Second, after the trial began, the researchers tightened their definition of harms, just as they had relaxed their methods of assessing improvement. In the protocol, for example, a steep drop in physical function since the previous assessment, or a slight decline in reported overall health, both qualified as a “serious deterioration.” However, as reported in The Lancet, the steep drop in physical function had to be sustained across two out of the trial’s three assessments rather than just since the previous one. And reported overall health had to be “much worse” or “very much worse,” not just slightly worse. The researchers also changed their protocol definition of a “serious adverse reaction,” making it more stringent.

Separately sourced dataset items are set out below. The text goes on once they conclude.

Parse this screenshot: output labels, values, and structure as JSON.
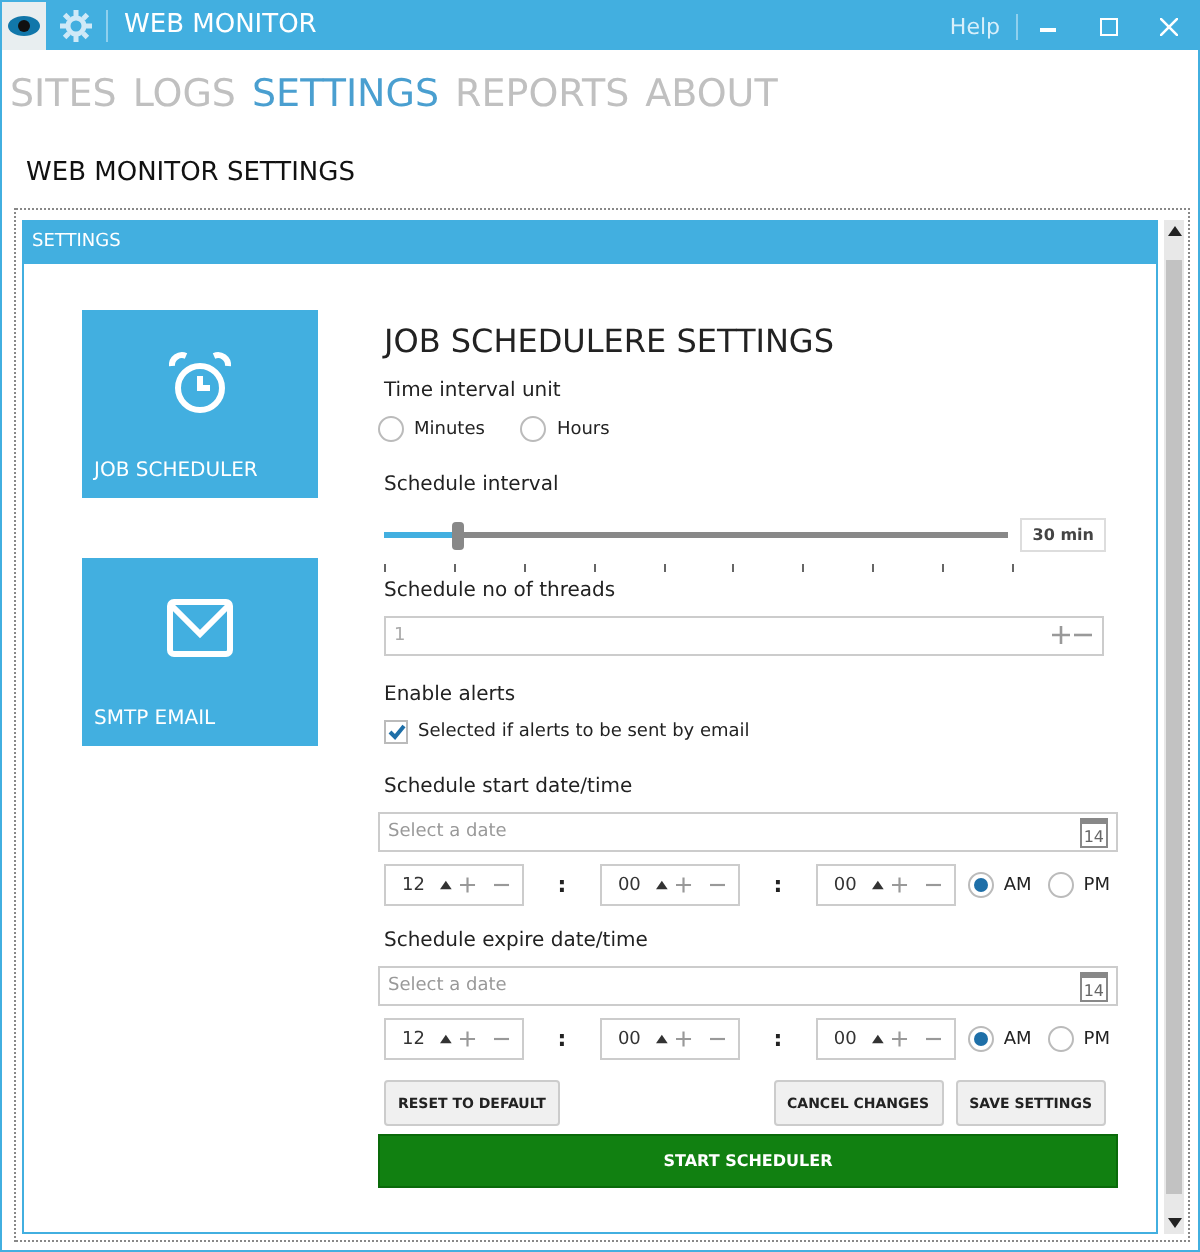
{
  "window": {
    "title": "WEB MONITOR",
    "help": "Help"
  },
  "nav": [
    {
      "label": "SITES",
      "selected": false
    },
    {
      "label": "LOGS",
      "selected": false
    },
    {
      "label": "SETTINGS",
      "selected": true
    },
    {
      "label": "REPORTS",
      "selected": false
    },
    {
      "label": "ABOUT",
      "selected": false
    }
  ],
  "page_title": "WEB MONITOR SETTINGS",
  "panel": {
    "header": "SETTINGS"
  },
  "tiles": [
    {
      "label": "JOB SCHEDULER",
      "kind": "alarm"
    },
    {
      "label": "SMTP EMAIL",
      "kind": "mail"
    }
  ],
  "form": {
    "heading": "JOB SCHEDULERE SETTINGS",
    "interval_unit": {
      "label": "Time interval unit",
      "options": [
        {
          "label": "Minutes",
          "selected": false
        },
        {
          "label": "Hours",
          "selected": false
        }
      ]
    },
    "interval": {
      "label": "Schedule interval",
      "level": 0.12,
      "reading": "30 min"
    },
    "threads": {
      "label": "Schedule no of threads",
      "placeholder": "1"
    },
    "alerts": {
      "label": "Enable alerts",
      "checkbox": {
        "label": "Selected if alerts to be sent by email",
        "checked": true
      }
    },
    "schedules": [
      {
        "label": "Schedule start date/time",
        "placeholder": "Select a date",
        "calendar_day": "14",
        "parts": [
          {
            "kind": "field",
            "value": "12"
          },
          {
            "kind": "separator",
            "text": ":"
          },
          {
            "kind": "field",
            "value": "00"
          },
          {
            "kind": "separator",
            "text": ":"
          },
          {
            "kind": "field",
            "value": "00"
          }
        ],
        "meridiem": [
          {
            "label": "AM",
            "selected": true
          },
          {
            "label": "PM",
            "selected": false
          }
        ]
      },
      {
        "label": "Schedule expire date/time",
        "placeholder": "Select a date",
        "calendar_day": "14",
        "parts": [
          {
            "kind": "field",
            "value": "12"
          },
          {
            "kind": "separator",
            "text": ":"
          },
          {
            "kind": "field",
            "value": "00"
          },
          {
            "kind": "separator",
            "text": ":"
          },
          {
            "kind": "field",
            "value": "00"
          }
        ],
        "meridiem": [
          {
            "label": "AM",
            "selected": true
          },
          {
            "label": "PM",
            "selected": false
          }
        ]
      }
    ],
    "buttons": [
      {
        "label": "RESET TO DEFAULT",
        "kind": "left"
      },
      {
        "label": "CANCEL CHANGES",
        "kind": "right"
      },
      {
        "label": "SAVE SETTINGS",
        "kind": "right"
      }
    ],
    "start_button": "START SCHEDULER"
  }
}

The third problem was that the study was unblinded, so both participants and therapists knew the treatment being administered. Many participants were probably aware that the researchers themselves favored graded exercise therapy and another treatment, cognitive behavior therapy, which also involved increasing activity levels. Such information has been shown in other studies to lead to efforts to cooperate, which in this case could lead to lowered reporting of harms.

And finally, therapists were explicitly instructed to urge patients in the graded exercise and cognitive behavioral therapy arms to “consider increased symptoms as a natural response to increased activity”—a direct encouragement to downplay potential signals of physiological deterioration. Since the researchers were relying on self-reports about changes in functionality to assess harms, these therapeutic suggestions could have influenced the outcomes.

“Clinicians or patients cannot take from this trial that it is safe to undertake graded exercise programs,” Kindlon says. “We simply do not know how much activity was performed by individual participants in this trial and under what circumstances; nor do we know what was the effect on those that did try to stick to the programs.”